First, we will load the diabetes dataset.

diabetes = datasets.load_diabetes()
X, y = diabetes.data, diabetes.target

Data Preprocessing

Next, we will split our dataset to use 90% for training and leave the rest for testing. We will also set the regression model parameters.

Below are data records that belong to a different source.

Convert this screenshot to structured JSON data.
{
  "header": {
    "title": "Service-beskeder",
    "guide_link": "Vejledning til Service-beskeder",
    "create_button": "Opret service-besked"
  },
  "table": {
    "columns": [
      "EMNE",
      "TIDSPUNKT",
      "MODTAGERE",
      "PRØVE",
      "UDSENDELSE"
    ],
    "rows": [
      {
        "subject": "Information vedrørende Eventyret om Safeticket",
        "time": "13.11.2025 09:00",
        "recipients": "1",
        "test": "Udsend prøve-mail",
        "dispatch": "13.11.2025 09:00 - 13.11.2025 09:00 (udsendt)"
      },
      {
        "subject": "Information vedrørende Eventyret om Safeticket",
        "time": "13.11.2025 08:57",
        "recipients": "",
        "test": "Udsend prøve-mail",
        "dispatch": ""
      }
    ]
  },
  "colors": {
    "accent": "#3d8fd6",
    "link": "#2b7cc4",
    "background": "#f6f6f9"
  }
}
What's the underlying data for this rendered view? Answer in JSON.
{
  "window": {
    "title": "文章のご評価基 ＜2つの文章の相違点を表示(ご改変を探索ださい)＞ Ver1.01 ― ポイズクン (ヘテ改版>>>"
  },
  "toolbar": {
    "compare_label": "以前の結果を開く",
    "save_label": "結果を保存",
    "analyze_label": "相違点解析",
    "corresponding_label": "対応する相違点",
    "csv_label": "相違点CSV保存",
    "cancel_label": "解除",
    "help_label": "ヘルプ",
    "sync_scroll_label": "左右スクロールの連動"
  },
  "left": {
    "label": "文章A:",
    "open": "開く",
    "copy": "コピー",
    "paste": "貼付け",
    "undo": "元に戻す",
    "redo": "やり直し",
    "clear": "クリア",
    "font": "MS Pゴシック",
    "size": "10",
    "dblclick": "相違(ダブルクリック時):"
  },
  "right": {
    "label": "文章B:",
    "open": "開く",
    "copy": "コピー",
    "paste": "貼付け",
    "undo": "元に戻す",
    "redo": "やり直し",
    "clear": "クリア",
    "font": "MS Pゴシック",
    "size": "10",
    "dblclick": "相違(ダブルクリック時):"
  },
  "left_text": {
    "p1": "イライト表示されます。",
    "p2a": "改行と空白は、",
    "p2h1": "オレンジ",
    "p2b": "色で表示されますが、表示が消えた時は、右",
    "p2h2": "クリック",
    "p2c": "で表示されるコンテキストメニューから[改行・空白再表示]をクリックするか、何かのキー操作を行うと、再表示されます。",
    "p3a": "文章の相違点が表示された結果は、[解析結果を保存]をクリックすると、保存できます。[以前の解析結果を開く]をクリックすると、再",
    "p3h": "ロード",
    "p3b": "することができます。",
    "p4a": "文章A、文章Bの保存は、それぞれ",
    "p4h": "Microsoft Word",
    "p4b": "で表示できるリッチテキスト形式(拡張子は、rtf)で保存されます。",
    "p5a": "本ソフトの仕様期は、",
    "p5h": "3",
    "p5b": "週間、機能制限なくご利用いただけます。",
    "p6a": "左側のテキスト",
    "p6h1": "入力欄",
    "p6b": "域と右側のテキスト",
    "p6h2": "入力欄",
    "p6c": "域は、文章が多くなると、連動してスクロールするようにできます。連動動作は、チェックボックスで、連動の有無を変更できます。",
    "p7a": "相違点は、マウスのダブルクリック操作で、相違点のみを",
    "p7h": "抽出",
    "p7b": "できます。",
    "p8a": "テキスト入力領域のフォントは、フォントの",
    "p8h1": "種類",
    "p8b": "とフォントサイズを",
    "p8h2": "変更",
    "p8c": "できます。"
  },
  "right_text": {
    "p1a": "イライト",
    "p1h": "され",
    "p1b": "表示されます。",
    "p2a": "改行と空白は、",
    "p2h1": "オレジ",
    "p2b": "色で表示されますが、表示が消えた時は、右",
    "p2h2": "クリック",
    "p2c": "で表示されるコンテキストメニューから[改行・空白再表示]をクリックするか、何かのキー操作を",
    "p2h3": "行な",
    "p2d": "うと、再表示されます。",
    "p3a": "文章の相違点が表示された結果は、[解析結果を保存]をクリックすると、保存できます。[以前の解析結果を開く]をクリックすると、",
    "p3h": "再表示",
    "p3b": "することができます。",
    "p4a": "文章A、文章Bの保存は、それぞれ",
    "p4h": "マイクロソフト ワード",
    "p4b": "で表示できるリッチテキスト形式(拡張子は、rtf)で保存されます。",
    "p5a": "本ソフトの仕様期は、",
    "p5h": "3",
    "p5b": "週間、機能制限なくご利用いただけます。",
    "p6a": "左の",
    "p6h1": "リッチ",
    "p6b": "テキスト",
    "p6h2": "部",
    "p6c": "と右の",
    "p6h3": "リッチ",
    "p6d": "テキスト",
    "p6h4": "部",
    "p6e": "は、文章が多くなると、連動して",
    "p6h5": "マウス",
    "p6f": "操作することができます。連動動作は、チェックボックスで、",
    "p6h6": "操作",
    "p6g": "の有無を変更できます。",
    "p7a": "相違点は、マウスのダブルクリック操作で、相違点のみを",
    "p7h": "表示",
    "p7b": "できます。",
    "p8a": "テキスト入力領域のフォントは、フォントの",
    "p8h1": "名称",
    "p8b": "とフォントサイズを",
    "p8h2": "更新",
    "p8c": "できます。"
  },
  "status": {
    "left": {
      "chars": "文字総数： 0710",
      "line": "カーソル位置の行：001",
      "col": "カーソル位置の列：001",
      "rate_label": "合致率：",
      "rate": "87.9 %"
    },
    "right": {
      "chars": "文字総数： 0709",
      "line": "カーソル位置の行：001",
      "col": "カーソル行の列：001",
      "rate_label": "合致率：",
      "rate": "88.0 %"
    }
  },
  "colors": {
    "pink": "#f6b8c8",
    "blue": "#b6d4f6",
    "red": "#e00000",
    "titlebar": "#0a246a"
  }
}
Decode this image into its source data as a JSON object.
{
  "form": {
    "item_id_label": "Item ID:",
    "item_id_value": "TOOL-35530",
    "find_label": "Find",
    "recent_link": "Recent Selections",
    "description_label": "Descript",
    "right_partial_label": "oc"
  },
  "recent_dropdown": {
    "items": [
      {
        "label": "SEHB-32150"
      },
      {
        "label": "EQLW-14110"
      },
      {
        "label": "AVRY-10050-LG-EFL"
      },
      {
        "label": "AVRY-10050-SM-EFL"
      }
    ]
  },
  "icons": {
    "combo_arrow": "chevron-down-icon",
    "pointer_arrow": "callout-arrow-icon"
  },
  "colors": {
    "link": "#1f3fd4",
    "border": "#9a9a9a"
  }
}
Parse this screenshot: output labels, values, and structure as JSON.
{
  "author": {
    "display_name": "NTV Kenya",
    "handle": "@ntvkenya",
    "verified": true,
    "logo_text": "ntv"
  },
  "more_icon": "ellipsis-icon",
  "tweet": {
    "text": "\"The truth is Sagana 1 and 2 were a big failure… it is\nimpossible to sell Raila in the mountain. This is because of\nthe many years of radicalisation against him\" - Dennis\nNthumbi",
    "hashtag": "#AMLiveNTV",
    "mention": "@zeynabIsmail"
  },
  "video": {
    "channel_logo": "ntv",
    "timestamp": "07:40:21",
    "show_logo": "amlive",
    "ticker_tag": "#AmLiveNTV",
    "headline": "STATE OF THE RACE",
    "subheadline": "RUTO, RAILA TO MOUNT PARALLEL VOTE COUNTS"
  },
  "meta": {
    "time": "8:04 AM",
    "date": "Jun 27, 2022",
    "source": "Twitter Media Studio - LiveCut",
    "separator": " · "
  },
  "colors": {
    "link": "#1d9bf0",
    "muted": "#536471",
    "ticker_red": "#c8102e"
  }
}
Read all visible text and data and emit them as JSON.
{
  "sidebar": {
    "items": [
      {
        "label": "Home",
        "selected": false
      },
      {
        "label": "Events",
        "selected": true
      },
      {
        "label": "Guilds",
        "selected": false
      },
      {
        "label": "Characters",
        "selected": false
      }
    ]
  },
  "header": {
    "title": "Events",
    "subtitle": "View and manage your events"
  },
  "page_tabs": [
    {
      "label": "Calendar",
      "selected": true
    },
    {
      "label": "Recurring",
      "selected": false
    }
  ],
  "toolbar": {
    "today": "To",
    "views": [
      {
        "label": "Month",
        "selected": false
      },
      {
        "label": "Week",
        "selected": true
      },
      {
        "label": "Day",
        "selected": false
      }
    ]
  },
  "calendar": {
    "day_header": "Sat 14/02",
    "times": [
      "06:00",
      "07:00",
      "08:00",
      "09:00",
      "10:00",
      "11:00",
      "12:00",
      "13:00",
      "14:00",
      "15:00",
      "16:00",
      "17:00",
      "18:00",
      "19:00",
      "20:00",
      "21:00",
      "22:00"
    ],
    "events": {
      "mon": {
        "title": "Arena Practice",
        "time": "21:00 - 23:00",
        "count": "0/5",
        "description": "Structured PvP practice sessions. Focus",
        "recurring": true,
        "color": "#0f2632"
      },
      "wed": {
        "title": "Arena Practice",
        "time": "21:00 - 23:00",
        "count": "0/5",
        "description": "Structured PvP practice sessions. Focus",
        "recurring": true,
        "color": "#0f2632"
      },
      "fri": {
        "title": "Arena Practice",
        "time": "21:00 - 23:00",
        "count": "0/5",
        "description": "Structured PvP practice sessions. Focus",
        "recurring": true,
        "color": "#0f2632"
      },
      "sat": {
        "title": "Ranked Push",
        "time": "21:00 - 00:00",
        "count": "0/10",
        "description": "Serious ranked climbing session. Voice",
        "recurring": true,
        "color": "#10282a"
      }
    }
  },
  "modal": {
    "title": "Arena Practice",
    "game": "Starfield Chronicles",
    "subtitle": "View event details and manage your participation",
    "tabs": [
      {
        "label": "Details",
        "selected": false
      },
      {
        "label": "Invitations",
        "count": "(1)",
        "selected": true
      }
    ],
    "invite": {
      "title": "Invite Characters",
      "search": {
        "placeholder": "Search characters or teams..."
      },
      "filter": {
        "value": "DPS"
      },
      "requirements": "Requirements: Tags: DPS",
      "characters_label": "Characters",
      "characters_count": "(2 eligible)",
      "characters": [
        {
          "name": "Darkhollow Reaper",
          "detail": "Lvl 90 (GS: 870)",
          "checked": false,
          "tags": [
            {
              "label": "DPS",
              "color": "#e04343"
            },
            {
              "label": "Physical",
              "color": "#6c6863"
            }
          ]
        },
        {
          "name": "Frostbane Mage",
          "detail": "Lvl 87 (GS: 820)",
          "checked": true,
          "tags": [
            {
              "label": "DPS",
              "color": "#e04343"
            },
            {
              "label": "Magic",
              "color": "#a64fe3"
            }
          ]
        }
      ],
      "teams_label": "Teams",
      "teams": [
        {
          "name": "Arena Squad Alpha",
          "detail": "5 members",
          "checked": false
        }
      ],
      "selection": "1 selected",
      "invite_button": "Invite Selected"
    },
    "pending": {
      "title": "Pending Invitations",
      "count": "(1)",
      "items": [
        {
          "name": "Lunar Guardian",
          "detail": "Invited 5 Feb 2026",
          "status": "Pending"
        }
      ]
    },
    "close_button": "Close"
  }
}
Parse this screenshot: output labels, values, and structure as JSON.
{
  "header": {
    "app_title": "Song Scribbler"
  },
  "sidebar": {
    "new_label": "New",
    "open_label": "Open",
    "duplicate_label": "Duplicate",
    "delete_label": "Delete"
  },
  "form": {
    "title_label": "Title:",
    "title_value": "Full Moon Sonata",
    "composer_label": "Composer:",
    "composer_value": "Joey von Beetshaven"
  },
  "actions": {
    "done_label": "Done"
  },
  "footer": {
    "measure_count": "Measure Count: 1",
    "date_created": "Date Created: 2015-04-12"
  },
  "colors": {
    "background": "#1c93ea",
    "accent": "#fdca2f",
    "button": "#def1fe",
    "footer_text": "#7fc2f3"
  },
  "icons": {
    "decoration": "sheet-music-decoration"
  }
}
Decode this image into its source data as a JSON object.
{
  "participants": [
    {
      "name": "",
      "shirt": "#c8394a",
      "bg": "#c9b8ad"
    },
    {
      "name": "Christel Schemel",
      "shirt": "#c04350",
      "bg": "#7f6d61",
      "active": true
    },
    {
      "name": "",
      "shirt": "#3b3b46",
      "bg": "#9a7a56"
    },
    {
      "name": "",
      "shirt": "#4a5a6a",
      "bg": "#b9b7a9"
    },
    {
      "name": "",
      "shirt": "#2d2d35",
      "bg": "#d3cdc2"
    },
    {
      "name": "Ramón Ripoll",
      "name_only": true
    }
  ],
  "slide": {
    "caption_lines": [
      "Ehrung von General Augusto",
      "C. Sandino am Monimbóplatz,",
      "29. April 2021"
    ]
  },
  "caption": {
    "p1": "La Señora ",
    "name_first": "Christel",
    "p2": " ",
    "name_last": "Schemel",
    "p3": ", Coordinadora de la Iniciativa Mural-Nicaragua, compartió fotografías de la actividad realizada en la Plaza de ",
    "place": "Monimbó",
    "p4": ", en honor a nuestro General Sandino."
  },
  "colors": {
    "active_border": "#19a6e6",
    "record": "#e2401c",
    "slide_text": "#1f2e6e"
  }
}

X_train, X_test, y_train, y_test = train_test_split(X, y, test_size=0.1, random_state=13)

params = {
    "n_estimators": 500,
    "max_depth": 4,
    "min_samples_split": 5,
    "learning_rate": 0.01,
    "loss": "squared_error",
}

Fit Regression Model

Now we will initiate the gradient boosting regressors and fit it with our training data. Let's also look and the mean squared error on the test data.

reg = ensemble.GradientBoostingRegressor(**params)
reg.fit(X_train, y_train)

mse = mean_squared_error(y_test, reg.predict(X_test))
print("The mean squared error (MSE) on test set: {:.4f}".format(mse))

Plot Training Deviance

Finally, we will visualize the results. To do that we will first compute the test set deviance and then plot it against boosting iterations.

test_score = np.zeros((params["n_estimators"],), dtype=np.float64)
for i, y_pred in enumerate(reg.staged_predict(X_test)):
    test_score[i] = mean_squared_error(y_test, y_pred)

fig = plt.figure(figsize=(6, 6))
plt.subplot(1, 1, 1)
plt.title("Deviance")
plt.plot(
    np.arange(params["n_estimators"]) + 1,
    reg.train_score_,
    "b-",
    label="Training Set Deviance",
)
plt.plot(
    np.arange(params["n_estimators"]) + 1, test_score, "r-", label="Test Set Deviance"
)
plt.legend(loc="upper right")
plt.xlabel("Boosting Iterations")
plt.ylabel("Deviance")
fig.tight_layout()
plt.show()

Plot Feature Importance

For this example, we will use impurity-based feature importances to identify the most predictive features.

feature_importance = reg.feature_importances_
sorted_idx = np.argsort(feature_importance)
pos = np.arange(sorted_idx.shape[0]) + 0.5
fig = plt.figure(figsize=(12, 6))
plt.subplot(1, 2, 1)
plt.barh(pos, feature_importance[sorted_idx], align="center")
plt.yticks(pos, np.array(diabetes.feature_names)[sorted_idx])
plt.title("Feature Importance (MDI)")

Plot Permutation Importance

We will use the permutation method to identify the most predictive features.

result = permutation_importance(
    reg, X_test, y_test, n_repeats=10, random_state=42, n_jobs=2
)
sorted_idx = result.importances_mean.argsort()
plt.subplot(1, 2, 2)
plt.boxplot(
    result.importances[sorted_idx].T,
    vert=False,
    labels=np.array(diabetes.feature_names)[sorted_idx],
)
plt.title("Permutation Importance (test set)")
fig.tight_layout()
plt.show()

Summary

In this lab, we used Gradient Boosting to build a predictive model for diabetes regression task. We loaded the data, preprocessed it, fit the regression model, and visualized the results by plotting the training deviance, feature importance, and permutation importance.